In a giant leap that could catapult solar power from a boutique alternative to a mainstream energy source, California has become the first state in the United States to mandate solar panels on all single-family homes and low-rise apartments built after 2020. The rule will apply to all new single-family homes and multi-family residential buildings that are three stories or under.
The ‘Golden State’ has already earned a reputation for pushing the boundaries when it comes to going green, by imposing energy-efficiency standards for homes since the 1970s and instituting an economy-wide program to curb greenhouse gases. The step to mandate solar panels on homes is another great move towards generating clean, carbon-free energy and is sure to set an example for many other states and countries across the globe.
Why is this a step in the right direction?
The move is a laudable step to curb greenhouse gas emissions, considering the fact that the buildings constitute the second largest source of greenhouse gases in the state, behind only transportation. The innovative solar powered systems offer consumers a cost-efficient and cleaner alternative for meeting their energy needs while lowering their utility bills and creating job opportunities for many people by putting thousands of electricians, laborers and steel workers to work.
How is the move going to affect home buyers?
According to the California Energy Commission, installing a solar unit and complying with other energy-efficiency measures will add about $9,500 to the cost of a new home and $40 to monthly mortgage payments. This step might not go down well with some home buyers since they might find themselves forced to pay more for solar system installation, but there are a good number of residents who support the move and see it as a great opportunity, in the long run, to trim their energy bills, saving them approx. $80 a month. The residents will have their own supply of free, uninterrupted solar power from the day they move in! A wonderful idea, indeed.
Why is California’s Solar Industry all Smiles?
California’s solar industry had a rough patch in 2017. The rainy season was longer than expected and the state regulatory changes did some damage. The latest move would provide a great boost to the state’s solar industry, which saw a bad time last year after years of rapid growth.
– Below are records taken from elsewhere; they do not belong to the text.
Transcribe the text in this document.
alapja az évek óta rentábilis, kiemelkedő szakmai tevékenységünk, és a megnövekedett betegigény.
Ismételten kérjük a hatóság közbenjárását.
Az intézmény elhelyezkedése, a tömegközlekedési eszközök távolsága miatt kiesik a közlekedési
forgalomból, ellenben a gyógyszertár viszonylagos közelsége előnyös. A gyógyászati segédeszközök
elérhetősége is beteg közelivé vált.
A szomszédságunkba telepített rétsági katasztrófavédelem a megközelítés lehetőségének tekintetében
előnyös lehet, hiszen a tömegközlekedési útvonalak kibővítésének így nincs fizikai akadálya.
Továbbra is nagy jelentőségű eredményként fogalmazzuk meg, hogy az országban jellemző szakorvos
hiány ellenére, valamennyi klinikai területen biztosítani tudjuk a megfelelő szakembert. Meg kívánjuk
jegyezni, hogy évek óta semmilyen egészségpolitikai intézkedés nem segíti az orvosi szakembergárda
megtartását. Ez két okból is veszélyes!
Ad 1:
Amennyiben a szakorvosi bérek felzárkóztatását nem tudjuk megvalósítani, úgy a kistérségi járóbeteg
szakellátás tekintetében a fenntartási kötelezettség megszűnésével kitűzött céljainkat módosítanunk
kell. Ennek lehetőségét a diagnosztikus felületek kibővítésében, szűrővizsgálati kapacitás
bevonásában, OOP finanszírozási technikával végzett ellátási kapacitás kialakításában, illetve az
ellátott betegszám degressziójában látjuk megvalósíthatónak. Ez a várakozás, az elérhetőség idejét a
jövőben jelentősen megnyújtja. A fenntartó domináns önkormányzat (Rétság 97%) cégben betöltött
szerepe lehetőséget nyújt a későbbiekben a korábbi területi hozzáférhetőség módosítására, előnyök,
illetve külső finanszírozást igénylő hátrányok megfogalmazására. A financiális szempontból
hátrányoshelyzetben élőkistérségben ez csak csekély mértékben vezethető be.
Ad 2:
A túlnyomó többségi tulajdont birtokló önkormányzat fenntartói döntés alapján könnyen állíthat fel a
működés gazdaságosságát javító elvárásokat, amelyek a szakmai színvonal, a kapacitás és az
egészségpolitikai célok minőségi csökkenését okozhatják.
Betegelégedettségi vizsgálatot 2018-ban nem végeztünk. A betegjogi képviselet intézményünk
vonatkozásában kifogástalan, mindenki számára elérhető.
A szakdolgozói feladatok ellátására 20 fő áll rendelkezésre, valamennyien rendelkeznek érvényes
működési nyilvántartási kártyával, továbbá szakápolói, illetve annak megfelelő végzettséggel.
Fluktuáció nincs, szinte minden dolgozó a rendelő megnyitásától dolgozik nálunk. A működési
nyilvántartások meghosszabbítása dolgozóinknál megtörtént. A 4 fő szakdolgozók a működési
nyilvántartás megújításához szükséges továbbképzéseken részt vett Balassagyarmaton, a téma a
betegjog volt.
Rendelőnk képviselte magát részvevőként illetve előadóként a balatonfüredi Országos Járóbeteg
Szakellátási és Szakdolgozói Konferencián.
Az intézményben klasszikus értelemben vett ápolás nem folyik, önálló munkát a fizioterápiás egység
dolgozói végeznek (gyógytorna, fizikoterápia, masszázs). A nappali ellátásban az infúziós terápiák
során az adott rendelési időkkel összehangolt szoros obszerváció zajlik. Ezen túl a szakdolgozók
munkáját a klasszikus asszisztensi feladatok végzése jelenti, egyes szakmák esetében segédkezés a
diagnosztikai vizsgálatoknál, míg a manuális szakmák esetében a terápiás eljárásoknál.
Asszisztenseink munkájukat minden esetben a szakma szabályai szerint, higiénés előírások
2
Other states to follow the lead?
According to the National Conference of State Legislatures, other US states, like Massachusetts, New Jersey and Washington, D.C., have also considered legislation to require new buildings to have solar panels installed. In fact, Hawaii is one of the states to make energy-efficiency measures, like solar water heaters, mandatory in the state.
The implications for policies such as these range from economic savings, job creation, energy resiliency, energy independence, emissions reductions and more. At times like these, it is great to see a state so progressive with its clean energy goals.